5.    Sources and uses of funds and the assumptions relating thereto (including indebtedness or preferred equity of Borrower, the Acquired Business or any of their respective subsidiaries after giving effect to the Transactions) shall be as set forth in the Commitment Letter.

6.    Pro Forma EBITDA (calculated in a manner acceptable to UBSS) for the Borrower and the Acquired Business for the latest twelve-month period ending more than 15 days prior to the Closing Date shall not be less than $89.7 million (the “Trailing Twelve Months EBITDA Amount”).

7.    The Lenders shall have received all opinions, certificates and closing documentation as UBS shall reasonably request, in form and substance reasonably satisfactory to UBS.

8.    Borrower and each of the Guarantors shall have provided the documentation and other information to the Lenders that is required by regulatory authorities under applicable “know your customer” and anti-money-laundering rules and regulations, including, without limitation, the Patriot Act.

9.    All reasonable costs, fees, expenses (including, without limitation, reasonable legal fees and expenses and reasonable the fees and expenses of appraisers, consultants and other advisors) and other compensation payable to the Lenders, UBSS, UBS, Bank of America, BAS, the Administrative Agent or the Collateral Agent shall have been paid to the extent due.

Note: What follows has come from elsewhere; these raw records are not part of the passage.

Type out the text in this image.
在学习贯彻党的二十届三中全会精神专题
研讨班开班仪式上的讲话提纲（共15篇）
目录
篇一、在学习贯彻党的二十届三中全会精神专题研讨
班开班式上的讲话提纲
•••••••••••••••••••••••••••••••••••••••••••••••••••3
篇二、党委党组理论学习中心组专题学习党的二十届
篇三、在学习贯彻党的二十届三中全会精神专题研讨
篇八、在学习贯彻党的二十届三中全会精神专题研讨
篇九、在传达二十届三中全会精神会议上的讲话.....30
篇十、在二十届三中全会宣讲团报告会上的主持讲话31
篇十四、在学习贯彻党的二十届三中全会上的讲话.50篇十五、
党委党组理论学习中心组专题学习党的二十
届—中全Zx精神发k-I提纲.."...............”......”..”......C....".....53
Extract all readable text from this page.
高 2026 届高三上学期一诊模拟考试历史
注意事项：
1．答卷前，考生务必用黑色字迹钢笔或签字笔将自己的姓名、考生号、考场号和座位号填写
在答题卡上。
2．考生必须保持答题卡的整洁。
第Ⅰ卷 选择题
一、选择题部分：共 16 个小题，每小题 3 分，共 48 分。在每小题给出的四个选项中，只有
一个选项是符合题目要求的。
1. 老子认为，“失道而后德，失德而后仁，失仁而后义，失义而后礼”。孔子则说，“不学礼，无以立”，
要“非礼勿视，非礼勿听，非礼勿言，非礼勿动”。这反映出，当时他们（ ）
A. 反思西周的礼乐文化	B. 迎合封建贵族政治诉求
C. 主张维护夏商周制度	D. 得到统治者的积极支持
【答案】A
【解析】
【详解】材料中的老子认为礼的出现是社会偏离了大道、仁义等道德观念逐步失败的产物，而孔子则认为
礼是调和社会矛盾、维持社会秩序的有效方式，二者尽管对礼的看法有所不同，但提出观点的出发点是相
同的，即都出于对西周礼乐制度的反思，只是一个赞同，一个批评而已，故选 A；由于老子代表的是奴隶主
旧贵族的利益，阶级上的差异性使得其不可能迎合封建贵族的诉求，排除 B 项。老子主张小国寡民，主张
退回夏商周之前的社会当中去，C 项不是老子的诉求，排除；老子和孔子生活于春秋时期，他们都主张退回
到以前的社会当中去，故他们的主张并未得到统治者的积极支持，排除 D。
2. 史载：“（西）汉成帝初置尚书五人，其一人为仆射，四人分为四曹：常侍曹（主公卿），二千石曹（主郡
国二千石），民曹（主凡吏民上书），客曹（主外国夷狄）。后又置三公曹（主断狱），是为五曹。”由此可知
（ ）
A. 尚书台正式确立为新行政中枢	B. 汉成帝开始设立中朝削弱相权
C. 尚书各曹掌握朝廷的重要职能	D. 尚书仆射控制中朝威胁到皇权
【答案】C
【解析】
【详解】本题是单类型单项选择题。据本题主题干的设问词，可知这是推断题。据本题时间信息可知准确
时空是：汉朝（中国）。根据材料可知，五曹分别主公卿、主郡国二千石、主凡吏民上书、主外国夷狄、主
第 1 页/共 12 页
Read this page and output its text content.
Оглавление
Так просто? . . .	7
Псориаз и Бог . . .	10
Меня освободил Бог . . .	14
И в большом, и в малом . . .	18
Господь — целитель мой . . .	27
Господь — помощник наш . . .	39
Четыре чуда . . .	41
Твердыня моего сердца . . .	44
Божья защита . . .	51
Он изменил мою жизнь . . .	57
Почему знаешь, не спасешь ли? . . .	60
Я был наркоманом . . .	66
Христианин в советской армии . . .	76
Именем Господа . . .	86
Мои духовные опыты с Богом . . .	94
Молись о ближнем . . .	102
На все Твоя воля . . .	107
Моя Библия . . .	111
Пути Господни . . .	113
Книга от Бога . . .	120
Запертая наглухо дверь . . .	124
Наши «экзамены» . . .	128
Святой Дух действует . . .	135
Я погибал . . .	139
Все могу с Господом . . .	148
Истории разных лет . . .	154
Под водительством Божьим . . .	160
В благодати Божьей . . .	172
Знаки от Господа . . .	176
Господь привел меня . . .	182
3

10.      All of the requirements referred to the Commitment Letter under “Syndication” shall have been satisfied, and the Closing Date shall not occur less than 21 days after the delivery to UBSS of the final confidential information memorandum referred to therein (but in any event not earlier than September 27, 2005).

11.      The Collateral Agent shall have a perfected, first priority lien on and security interest in all assets as required in the Term Sheet under the heading “Security.”